Przeskalowane, zdekonstruowane, obszerne i minimalistyczne – takie są najmodniejsze płaszcze na jesień i zimę 2019 według projektantów. Jak bumerang powracają również peleryny, krótkie kurtki inspirowane pilotkami i sztuczne futra. Równie dużo dzieje się w kwestii kolorów: wybieramy nie tylko klasyczne beże, szarości i brązy. Tej zimy modne będą odcienie lawendy, rudości i jaskrawej żółci.
1. Androgyniczny minimalizm
Zasada numer jeden: płaszcz musi być długi i sięgać conajmniej połowy łydki. Zasada numer dwa: możliwie jak najmniej ozdób. Rezygnujemy z pagonów, biżuteryjnych guzików i efektownych kołnierzy. Zasada numer trzy: brak talii. Najmodniejsze płaszcze są luźne i nie podkreślają kobiecych kształtów. Mają wyglądać jakby były o kilka rozmiarów za duże. Najlepiej, jeśli są zapięte na jeden guzik (The Row) lub klamerkę (Bottega Veneta), albo niedbale przewiązane paskiem (Stella McCartney). Trzymamy się stonowanych i przygaszonych baw.

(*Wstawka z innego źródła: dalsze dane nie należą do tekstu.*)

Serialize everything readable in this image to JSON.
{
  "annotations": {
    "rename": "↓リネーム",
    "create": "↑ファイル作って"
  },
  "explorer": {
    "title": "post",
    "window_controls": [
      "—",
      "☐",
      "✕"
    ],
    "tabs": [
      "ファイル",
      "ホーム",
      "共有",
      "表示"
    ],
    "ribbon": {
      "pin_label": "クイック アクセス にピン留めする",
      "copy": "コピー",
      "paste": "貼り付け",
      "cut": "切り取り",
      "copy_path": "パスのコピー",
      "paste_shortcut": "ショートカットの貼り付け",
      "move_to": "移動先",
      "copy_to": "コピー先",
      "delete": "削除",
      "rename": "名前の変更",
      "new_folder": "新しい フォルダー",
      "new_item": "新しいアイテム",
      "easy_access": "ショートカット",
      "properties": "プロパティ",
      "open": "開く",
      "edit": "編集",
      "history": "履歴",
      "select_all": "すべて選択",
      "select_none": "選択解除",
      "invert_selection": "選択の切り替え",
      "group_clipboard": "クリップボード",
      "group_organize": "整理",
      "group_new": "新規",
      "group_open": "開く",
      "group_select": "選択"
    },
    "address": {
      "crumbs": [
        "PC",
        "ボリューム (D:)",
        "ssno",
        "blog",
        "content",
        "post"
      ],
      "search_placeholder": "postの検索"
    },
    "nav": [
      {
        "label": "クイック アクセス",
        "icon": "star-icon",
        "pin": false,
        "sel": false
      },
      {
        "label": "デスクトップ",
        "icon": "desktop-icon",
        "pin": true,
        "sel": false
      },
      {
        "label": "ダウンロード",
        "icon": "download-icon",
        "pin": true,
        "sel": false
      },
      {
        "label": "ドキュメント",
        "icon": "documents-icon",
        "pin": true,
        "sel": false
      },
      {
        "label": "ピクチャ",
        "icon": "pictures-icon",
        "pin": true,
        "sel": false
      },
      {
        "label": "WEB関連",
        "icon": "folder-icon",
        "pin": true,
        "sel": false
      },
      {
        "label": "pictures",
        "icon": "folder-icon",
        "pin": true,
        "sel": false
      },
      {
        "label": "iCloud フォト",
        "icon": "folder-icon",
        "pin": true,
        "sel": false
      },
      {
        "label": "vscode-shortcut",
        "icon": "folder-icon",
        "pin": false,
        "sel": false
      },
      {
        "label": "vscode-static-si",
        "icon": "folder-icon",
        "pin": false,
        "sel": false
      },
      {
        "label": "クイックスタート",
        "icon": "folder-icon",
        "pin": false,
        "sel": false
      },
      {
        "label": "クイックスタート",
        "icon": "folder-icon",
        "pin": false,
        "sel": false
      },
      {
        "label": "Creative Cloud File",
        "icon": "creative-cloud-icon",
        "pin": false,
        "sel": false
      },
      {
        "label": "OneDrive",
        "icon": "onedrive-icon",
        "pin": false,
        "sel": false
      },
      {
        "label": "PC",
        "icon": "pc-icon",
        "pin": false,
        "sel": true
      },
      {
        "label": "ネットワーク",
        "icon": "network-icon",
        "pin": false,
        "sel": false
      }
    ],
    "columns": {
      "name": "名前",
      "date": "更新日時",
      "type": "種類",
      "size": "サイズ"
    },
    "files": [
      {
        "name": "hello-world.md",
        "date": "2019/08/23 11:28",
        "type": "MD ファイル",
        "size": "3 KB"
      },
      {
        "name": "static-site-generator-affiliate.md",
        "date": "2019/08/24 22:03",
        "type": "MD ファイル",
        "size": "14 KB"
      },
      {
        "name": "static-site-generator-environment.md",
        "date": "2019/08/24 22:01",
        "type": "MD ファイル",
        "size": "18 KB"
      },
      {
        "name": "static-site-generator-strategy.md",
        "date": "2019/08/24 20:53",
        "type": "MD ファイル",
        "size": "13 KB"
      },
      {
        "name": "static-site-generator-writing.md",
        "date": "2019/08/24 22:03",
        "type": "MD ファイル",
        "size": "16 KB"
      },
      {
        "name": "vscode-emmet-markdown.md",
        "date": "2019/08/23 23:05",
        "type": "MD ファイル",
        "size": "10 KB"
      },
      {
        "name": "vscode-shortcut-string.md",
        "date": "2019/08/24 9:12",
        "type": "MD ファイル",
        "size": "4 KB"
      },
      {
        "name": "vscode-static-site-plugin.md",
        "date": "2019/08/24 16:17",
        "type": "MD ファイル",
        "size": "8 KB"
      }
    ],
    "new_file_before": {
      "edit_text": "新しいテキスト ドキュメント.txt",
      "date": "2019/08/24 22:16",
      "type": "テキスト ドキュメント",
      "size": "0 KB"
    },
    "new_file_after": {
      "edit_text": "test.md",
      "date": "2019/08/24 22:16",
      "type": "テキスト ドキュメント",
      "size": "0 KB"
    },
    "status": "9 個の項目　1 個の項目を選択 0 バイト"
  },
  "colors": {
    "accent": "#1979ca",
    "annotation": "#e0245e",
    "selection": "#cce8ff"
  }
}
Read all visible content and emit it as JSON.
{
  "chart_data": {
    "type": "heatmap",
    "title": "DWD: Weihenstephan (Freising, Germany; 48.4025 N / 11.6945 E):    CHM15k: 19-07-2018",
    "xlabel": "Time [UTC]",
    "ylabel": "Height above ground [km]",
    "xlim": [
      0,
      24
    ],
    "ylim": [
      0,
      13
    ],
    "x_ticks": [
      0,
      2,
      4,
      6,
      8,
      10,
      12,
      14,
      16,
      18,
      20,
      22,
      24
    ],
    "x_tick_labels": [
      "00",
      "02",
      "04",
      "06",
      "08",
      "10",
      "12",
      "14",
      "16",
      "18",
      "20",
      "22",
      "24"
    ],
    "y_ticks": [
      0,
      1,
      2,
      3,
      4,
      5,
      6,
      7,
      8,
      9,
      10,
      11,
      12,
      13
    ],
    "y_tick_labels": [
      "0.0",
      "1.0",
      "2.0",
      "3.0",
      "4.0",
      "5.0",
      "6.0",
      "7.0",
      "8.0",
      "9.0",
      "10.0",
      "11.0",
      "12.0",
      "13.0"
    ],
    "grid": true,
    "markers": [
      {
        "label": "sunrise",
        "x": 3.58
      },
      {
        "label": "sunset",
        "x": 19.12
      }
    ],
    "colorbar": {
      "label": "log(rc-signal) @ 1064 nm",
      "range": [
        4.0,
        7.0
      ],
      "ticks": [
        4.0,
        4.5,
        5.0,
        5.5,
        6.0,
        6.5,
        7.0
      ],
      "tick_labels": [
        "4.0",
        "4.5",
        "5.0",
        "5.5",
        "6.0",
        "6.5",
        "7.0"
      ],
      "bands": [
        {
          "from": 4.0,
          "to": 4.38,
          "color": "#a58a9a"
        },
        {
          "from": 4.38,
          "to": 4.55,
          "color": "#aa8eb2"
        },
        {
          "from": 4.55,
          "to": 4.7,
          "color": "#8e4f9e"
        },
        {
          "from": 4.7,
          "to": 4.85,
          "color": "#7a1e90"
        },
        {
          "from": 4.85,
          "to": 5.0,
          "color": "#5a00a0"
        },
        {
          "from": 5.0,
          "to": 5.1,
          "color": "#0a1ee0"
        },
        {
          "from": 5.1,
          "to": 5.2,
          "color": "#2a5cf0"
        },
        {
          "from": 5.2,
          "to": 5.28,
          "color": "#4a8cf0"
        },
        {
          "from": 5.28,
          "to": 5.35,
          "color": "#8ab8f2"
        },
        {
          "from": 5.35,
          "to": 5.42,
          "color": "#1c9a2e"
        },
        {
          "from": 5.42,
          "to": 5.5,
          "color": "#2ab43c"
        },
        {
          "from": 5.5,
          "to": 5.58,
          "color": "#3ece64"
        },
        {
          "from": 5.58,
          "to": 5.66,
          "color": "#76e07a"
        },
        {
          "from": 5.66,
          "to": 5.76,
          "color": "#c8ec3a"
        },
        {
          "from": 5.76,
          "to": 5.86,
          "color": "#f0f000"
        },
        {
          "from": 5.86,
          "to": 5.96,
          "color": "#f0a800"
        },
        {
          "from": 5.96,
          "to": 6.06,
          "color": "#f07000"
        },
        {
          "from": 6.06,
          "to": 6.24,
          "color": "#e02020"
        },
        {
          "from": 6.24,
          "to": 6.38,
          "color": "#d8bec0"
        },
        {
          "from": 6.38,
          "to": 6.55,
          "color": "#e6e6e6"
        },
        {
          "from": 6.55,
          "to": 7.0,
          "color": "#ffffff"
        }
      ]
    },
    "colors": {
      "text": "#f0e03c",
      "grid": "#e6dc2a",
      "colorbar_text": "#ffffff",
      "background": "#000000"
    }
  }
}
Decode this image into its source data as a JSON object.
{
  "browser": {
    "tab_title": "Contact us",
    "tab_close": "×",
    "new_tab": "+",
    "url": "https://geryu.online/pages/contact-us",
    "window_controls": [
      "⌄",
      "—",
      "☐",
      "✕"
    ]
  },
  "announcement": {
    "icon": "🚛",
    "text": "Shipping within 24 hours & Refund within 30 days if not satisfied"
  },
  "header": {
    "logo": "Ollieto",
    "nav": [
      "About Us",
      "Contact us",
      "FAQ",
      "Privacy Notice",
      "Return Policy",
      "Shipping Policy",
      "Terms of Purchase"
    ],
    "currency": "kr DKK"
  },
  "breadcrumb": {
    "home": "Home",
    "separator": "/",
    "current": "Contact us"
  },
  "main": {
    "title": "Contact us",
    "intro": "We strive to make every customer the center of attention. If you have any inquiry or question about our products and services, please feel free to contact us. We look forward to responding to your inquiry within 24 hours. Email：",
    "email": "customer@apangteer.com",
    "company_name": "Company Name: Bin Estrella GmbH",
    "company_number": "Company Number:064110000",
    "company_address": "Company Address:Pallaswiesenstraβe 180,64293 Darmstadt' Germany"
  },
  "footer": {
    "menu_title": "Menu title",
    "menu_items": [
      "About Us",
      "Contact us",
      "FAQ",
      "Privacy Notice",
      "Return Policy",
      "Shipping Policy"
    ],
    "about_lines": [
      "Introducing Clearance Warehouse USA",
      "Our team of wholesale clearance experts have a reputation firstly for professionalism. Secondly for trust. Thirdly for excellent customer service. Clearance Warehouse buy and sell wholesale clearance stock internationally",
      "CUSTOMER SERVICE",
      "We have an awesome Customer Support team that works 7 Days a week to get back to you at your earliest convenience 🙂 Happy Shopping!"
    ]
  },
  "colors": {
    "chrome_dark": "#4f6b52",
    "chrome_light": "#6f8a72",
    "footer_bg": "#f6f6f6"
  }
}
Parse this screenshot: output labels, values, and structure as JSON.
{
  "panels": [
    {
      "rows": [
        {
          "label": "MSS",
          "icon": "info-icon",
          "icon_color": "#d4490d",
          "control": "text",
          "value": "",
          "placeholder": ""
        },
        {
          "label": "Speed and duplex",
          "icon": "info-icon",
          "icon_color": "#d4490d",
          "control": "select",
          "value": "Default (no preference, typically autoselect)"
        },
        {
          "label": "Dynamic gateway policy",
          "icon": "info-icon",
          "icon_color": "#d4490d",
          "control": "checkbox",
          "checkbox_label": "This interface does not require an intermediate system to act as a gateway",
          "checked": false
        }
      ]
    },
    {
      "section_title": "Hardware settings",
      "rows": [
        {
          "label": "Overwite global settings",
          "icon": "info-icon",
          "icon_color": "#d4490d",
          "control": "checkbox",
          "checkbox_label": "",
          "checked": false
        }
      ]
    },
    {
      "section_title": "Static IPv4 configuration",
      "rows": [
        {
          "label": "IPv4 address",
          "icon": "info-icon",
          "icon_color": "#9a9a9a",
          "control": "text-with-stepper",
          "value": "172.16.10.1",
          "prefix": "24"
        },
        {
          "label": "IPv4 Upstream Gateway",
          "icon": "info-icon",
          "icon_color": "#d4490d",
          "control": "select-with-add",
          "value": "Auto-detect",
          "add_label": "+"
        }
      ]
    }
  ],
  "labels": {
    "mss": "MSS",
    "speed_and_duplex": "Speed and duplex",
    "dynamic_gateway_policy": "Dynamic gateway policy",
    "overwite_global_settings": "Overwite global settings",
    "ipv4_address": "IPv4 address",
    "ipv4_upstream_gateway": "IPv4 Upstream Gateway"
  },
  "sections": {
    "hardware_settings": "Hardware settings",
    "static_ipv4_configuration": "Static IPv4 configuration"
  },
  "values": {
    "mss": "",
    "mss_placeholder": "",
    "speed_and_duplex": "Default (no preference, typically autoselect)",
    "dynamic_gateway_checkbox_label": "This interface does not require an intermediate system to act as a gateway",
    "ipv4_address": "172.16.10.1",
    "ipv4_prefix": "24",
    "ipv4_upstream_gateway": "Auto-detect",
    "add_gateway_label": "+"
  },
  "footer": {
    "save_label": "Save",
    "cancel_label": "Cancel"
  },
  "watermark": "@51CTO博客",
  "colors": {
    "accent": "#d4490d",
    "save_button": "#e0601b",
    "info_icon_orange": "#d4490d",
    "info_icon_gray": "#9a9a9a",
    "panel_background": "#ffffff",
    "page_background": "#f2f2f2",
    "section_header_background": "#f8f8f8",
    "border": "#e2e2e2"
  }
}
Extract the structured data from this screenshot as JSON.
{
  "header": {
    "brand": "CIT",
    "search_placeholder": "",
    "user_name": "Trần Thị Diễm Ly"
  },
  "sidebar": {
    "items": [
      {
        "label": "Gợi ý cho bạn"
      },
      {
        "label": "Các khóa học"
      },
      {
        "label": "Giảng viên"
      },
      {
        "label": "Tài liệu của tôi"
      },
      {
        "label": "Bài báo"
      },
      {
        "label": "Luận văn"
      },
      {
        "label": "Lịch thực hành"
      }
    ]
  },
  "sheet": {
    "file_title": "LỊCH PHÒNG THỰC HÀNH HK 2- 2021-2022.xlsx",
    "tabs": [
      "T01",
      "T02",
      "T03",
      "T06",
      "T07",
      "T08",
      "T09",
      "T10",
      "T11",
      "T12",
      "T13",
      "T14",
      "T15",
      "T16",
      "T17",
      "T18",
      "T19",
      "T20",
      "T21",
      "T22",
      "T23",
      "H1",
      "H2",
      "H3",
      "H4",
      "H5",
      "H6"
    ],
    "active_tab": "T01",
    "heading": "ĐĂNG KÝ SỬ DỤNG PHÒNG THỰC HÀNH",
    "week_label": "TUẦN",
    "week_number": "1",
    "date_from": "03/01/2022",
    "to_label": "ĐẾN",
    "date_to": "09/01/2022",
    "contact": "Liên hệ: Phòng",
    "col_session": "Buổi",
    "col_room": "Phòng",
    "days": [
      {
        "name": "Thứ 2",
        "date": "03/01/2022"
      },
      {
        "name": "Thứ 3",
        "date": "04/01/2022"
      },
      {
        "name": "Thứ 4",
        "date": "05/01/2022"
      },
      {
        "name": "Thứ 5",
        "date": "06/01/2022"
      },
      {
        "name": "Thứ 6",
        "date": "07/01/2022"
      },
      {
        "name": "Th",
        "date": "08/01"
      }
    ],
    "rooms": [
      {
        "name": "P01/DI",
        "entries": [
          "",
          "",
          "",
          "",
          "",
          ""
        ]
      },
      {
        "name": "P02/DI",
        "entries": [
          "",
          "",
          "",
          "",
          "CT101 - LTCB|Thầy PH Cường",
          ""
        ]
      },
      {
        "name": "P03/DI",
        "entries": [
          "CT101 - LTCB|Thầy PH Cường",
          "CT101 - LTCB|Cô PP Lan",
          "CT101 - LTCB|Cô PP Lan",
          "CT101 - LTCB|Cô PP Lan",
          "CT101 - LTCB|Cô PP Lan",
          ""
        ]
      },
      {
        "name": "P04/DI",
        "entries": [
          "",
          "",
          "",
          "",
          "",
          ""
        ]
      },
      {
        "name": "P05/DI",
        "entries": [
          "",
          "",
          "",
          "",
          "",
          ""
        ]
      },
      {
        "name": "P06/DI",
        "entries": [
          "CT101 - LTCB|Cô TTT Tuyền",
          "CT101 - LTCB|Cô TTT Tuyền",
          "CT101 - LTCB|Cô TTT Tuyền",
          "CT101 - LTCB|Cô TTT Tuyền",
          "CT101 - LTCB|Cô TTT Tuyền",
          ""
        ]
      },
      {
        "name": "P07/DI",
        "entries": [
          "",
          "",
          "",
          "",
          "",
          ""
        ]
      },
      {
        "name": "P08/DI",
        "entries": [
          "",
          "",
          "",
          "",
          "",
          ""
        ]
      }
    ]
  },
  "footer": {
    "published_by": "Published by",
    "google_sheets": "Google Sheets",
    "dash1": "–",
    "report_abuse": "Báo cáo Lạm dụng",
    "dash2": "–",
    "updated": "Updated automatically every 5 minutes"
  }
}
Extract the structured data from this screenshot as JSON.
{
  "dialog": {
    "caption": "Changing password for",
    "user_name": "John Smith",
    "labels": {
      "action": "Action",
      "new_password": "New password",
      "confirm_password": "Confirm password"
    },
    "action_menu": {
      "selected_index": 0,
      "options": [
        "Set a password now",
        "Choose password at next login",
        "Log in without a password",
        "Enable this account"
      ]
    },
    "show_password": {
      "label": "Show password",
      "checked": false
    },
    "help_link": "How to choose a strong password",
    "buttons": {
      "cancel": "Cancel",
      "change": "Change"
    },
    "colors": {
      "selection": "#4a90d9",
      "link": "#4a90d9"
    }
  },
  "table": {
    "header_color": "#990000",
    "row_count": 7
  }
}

2. Trencz na milion sposobów
Fason klasycznego prochowca to absolutny klasyk, który powraca co sezon w nowej odsłonie. Tej zimy projektanci zabawili się formą, czego efektem są wszelkiego rodzaju dekonstrukcje (Marta Jakubowski), przeskalowane kołnierze (Adeam), wycięcia, nadmuchane rękawy (J.W. Anderson), kontrastowe wstawki (Eudun Choi), warstwy (Rokh) czy lamówki wykonane z ozdobnego łańcuszka (Burberry). Albo wszystko razem.

3. Wysoki połysk
Płaszcze z lakierowanej skóry, PVC czy powlekanych tkanin nieśmiało zaznaczyły swoją obecność rok temu, by w tym sezonie rozwinąć swój potencjał. Efektowne okrycia tym razem nie boją się koloru: na wybiegu pojawiły się nie tylko w bezpiecznej czerni (Blumarine), granacie (Dion Lee) i karmelowym brązie (Tod’s), ale także w żółci (Fendi) i głębokim burgudzie (Ports 1961).

4. Peleryna
Zeszłej zimy projektanci lansowali krótkie pelerynki noszone z grzecznymi sukienkami. Tym razem poszli na całość – najmodniejsza peleryna, podobnie jak płaszcz, powinna sięgać połowy łydki lub dalej. Nosimy zarówno w wersji codziennej z dżinsami (Celine), jak i wieczorowo. W tym wypadku jednak peleryna powinna grać pierwsze skrzypce: wszelkie wzory (Richard Quinn), hafty i mocne kolory (Valentino) są jak najbardziej wskazane.

5. Pilotka czy bomberka?
Jest też coś dla miłośniczek buntowniczych lat 80. Na wybiegach nie zabrakło krótkich kurtek inspirowanych pilotką, z kołnierzem podbitym kożuszkiem i kieszeniami na piersiach. Mogą mieć efektowne, bufiaste rękawy (Louis Vuitton), kontrastowy kołnierz (Stand) lub ciekawą fakturę (Fendi). Powróciła też mocno wyeksploatowana kilka lat temu kurtka bomberka (Chloe).

6. Sztuczne futro
Futro, kożuszek, miś – wszystko jedno jaki materiał wybierzemy, najważniejsze, by nikt na tym nie ucierpiał. Najmodniejsze płaszcze ze sztucznego futra mają szlafrokowy fason i występują w najbardziej jaskrawych kolorach: pomarańcz (Roland Mouret), lawenda (Stand), żółć (Shrimps) czy turkus (MaxMara) to doskonały sposób na dodanie kolorytu szarej rzeczywistości!